Updated on 2024-11-30 GMT+08:00

Custom Parameters

The following table lists the custom parameters supported when you create a DLI verification task.

Table 1 Custom parameters supported for DLI verification tasks

Parameter

Default Value

Description

mgc.mc2dli.table.partition.enable

true

Indicates whether to query the DLI metadata when a DLI table partition is empty or missing.

  • If this parameter is set to true, the verification status of any empty DLI table partitions will be succeeded, and that of any missing partitions will be failed.
  • If this parameter is set to false, the verification status of any empty or missing DLI table partitions will be succeeded.

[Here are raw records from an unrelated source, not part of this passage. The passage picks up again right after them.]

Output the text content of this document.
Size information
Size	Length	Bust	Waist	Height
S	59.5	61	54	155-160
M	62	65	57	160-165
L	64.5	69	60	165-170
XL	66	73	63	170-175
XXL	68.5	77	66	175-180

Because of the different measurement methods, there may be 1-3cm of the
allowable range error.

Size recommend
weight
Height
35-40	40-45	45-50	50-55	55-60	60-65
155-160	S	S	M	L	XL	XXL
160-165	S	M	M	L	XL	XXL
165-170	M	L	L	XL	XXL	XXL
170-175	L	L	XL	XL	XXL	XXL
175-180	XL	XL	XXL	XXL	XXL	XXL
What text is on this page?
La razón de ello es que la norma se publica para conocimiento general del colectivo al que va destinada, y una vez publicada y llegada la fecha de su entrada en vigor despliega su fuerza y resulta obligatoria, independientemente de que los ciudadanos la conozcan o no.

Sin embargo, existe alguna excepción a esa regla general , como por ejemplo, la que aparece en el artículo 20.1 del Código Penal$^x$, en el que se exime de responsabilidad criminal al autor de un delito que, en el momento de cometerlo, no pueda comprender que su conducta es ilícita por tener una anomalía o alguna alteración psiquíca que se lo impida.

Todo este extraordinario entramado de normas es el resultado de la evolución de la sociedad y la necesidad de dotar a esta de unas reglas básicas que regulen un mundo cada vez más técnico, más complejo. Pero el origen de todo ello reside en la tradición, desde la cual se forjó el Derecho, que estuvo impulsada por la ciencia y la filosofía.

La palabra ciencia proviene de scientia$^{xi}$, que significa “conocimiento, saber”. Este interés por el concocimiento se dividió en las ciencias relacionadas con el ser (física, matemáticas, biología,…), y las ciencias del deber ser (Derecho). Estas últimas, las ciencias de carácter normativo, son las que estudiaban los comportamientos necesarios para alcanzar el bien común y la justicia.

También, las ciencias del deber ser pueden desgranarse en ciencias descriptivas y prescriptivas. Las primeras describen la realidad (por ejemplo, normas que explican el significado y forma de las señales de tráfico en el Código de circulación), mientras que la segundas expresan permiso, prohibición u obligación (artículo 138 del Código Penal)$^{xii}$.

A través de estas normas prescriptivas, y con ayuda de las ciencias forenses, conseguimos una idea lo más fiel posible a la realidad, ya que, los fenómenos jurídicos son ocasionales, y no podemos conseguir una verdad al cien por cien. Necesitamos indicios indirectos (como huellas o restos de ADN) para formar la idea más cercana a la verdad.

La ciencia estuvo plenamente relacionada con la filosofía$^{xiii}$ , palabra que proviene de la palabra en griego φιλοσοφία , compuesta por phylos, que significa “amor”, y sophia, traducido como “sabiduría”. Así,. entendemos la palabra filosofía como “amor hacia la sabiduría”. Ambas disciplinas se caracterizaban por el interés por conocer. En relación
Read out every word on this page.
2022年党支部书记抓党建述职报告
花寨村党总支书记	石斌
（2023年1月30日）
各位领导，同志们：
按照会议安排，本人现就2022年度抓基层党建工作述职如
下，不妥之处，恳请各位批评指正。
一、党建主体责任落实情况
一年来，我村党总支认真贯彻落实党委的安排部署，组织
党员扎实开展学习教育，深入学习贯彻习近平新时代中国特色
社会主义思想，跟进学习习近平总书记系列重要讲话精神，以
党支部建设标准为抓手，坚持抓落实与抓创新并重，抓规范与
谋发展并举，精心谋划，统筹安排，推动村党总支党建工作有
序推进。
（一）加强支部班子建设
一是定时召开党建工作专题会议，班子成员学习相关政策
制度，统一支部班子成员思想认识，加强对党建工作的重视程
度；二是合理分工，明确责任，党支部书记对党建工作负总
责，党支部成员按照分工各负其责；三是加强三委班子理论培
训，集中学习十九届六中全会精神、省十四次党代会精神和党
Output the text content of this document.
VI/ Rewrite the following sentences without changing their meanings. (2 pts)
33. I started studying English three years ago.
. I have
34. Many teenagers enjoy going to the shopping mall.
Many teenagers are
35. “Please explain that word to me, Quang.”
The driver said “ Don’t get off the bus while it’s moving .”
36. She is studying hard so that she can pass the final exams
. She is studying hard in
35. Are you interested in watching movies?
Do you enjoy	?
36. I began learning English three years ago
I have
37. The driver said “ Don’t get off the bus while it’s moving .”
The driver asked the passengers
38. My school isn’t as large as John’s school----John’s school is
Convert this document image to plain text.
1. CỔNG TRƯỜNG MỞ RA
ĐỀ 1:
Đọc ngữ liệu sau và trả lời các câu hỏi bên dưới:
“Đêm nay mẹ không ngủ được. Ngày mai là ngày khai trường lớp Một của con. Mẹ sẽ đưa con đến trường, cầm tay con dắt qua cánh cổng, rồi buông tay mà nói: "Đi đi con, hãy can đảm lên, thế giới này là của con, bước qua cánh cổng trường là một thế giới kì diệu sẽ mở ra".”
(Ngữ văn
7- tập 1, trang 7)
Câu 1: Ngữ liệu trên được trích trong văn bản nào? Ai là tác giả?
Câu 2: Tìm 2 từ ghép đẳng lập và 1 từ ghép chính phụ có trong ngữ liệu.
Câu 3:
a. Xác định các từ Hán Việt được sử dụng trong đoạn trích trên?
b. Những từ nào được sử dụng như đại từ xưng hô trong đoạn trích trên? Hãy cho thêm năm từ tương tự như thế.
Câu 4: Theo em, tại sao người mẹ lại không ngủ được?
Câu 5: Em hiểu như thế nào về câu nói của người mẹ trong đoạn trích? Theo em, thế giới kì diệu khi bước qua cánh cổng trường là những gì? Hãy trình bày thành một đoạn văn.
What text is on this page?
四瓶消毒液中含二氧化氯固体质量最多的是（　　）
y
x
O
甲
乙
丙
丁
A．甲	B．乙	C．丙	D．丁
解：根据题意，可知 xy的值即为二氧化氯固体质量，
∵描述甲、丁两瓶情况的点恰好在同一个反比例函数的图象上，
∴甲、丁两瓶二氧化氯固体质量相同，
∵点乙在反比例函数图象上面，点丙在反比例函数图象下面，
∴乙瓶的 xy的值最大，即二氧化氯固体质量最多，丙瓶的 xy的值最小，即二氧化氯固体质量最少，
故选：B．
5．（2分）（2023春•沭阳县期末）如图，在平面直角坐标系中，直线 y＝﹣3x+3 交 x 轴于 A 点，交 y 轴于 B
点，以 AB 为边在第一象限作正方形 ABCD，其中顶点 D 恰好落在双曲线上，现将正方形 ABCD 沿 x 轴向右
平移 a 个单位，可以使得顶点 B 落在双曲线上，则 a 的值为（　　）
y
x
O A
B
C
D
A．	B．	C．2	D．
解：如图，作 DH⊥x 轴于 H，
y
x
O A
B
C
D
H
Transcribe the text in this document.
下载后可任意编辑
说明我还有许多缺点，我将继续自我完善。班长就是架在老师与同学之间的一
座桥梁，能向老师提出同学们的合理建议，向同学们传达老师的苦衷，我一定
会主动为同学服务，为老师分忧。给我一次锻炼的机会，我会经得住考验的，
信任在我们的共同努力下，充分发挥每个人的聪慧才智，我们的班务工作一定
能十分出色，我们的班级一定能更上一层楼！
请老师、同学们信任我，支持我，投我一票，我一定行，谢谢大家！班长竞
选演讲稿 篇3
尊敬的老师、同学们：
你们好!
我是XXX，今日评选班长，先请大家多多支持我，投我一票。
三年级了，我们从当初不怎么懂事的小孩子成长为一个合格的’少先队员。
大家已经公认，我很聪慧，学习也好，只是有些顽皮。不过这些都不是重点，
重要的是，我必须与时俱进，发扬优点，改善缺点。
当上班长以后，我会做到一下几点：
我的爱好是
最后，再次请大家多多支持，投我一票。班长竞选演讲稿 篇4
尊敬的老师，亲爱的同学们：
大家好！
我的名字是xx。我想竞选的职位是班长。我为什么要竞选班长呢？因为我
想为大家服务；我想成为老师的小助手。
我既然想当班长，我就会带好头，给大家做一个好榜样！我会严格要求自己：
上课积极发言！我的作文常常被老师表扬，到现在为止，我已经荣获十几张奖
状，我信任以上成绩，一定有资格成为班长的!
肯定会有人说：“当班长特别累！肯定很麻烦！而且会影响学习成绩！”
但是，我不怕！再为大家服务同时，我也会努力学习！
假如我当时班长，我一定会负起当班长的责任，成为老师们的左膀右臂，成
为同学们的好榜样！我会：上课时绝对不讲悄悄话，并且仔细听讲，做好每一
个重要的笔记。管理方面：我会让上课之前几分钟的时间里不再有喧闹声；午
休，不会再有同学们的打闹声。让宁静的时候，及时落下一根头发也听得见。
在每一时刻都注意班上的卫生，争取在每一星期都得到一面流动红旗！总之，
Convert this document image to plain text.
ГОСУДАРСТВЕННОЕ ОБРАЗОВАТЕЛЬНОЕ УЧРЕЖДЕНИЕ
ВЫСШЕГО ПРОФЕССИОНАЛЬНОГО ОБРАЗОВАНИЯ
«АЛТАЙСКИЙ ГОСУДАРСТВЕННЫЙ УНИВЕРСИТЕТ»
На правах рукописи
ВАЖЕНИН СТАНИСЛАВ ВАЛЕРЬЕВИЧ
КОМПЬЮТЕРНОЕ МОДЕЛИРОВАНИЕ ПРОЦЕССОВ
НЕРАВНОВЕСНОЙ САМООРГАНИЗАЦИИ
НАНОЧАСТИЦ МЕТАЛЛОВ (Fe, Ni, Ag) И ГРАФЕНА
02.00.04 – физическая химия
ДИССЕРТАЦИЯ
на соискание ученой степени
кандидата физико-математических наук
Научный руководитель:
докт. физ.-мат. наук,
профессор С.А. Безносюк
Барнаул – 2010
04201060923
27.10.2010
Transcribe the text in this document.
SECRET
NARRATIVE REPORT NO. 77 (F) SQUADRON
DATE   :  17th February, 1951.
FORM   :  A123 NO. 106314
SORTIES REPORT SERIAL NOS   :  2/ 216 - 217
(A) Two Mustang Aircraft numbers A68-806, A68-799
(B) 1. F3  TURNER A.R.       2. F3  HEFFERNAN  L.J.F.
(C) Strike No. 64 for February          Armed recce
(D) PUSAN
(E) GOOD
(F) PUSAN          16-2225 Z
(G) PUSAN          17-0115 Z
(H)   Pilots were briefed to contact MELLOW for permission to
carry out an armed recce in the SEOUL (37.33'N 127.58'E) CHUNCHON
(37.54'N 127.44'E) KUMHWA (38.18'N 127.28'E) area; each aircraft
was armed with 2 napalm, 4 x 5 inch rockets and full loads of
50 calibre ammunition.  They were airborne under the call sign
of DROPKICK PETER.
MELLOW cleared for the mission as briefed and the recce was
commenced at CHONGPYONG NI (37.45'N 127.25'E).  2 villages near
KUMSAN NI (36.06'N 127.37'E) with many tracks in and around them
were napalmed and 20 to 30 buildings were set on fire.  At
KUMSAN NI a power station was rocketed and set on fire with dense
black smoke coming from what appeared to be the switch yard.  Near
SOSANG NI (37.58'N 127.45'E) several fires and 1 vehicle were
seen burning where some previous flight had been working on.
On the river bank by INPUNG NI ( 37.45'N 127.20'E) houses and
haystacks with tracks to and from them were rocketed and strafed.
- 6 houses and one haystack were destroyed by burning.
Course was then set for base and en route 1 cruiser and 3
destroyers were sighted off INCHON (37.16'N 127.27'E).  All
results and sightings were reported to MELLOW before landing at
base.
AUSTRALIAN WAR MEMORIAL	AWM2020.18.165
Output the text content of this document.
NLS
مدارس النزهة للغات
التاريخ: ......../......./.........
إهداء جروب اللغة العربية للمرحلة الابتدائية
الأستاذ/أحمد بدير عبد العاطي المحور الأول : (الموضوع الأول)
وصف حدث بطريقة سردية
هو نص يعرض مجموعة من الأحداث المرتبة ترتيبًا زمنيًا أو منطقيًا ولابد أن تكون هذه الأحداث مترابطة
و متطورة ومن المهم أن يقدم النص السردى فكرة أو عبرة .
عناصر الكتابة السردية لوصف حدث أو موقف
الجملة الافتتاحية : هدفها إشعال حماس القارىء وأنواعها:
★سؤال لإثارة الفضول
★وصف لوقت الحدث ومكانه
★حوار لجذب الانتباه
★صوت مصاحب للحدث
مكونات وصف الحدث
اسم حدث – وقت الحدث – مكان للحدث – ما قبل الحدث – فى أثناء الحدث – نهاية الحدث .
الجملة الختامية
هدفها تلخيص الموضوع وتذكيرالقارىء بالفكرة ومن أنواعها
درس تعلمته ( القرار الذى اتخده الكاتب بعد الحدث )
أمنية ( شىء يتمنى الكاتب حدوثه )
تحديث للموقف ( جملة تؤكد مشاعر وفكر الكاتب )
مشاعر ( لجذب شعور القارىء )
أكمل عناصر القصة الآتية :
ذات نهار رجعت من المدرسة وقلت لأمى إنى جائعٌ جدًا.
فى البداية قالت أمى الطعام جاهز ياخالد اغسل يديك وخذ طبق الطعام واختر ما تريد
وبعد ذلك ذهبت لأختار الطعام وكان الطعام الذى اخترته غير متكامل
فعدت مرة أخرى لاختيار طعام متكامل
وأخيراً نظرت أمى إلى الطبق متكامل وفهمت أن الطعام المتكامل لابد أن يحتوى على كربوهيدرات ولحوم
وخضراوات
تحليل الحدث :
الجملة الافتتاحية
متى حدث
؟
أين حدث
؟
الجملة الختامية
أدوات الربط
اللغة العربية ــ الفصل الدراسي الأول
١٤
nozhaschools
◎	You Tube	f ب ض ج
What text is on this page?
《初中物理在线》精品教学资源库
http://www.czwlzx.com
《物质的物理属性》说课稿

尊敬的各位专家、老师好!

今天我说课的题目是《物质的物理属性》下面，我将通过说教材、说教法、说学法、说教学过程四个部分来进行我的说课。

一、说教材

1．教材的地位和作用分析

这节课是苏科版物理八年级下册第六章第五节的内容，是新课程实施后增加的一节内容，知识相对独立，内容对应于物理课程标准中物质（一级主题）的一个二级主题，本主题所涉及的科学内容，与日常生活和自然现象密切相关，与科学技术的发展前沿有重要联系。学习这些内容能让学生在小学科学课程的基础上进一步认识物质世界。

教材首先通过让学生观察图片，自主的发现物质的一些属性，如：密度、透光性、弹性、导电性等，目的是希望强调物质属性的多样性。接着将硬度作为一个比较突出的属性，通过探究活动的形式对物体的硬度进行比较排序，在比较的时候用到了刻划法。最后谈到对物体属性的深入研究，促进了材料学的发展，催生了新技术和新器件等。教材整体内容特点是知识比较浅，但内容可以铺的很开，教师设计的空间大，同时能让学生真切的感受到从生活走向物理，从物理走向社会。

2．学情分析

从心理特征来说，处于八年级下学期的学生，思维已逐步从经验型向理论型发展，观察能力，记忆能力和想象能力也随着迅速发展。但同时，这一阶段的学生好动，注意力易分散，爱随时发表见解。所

spark.sql.files.maxRecordsPerFile

0

The maximum number of records to be written into a single file. If the value is zero or negative, there is no limit.

spark.sql.autoBroadcastJoinThreshold

209715200

The maximum size of the table that displays all working nodes when a connection is executed. You can set this parameter to -1 to disable the display.

NOTE:

Currently, only the configuration unit metastore table that runs the ANALYZE TABLE COMPUTE statistics noscan command and the file-based data source table that directly calculates statistics based on data files are supported.

spark.sql.shuffle.partitions

200

The default number of partitions used to filter data for join or aggregation.

spark.sql.dynamicPartitionOverwrite.enabled

false

Whether DLI overwrites the partitions where data will be written into during runtime. If you set this parameter to false, all partitions that meet the specified condition will be deleted before data overwrite starts. For example, if you set this parameter to false and use INSERT OVERWRITE to write partition 2021-02 to a partitioned table that has the 2021-01 partition, this partition will be deleted.

If you set this parameter to true, DLI does not delete partitions before overwrite starts.

spark.sql.files.maxPartitionBytes

134217728

The maximum number of bytes to be packed into a single partition when a file is read.

spark.sql.badRecordsPath

-

The path of bad records.

spark.sql.legacy.correlated.scalar.query.enabled

false

  • If set to true:
    • When there is no duplicate data in a subquery, executing a correlated subquery does not require deduplication from the subquery's result.
    • If there is duplicate data in a subquery, executing a correlated subquery will result in an error. To resolve this, the subquery's result must be deduplicated using functions such as max() or min().
  • If set to false:

    Regardless of whether there is duplicate data in a subquery, executing a correlated subquery requires deduplicating the subquery's result using functions such as max() or min(). Otherwise, an error will occur.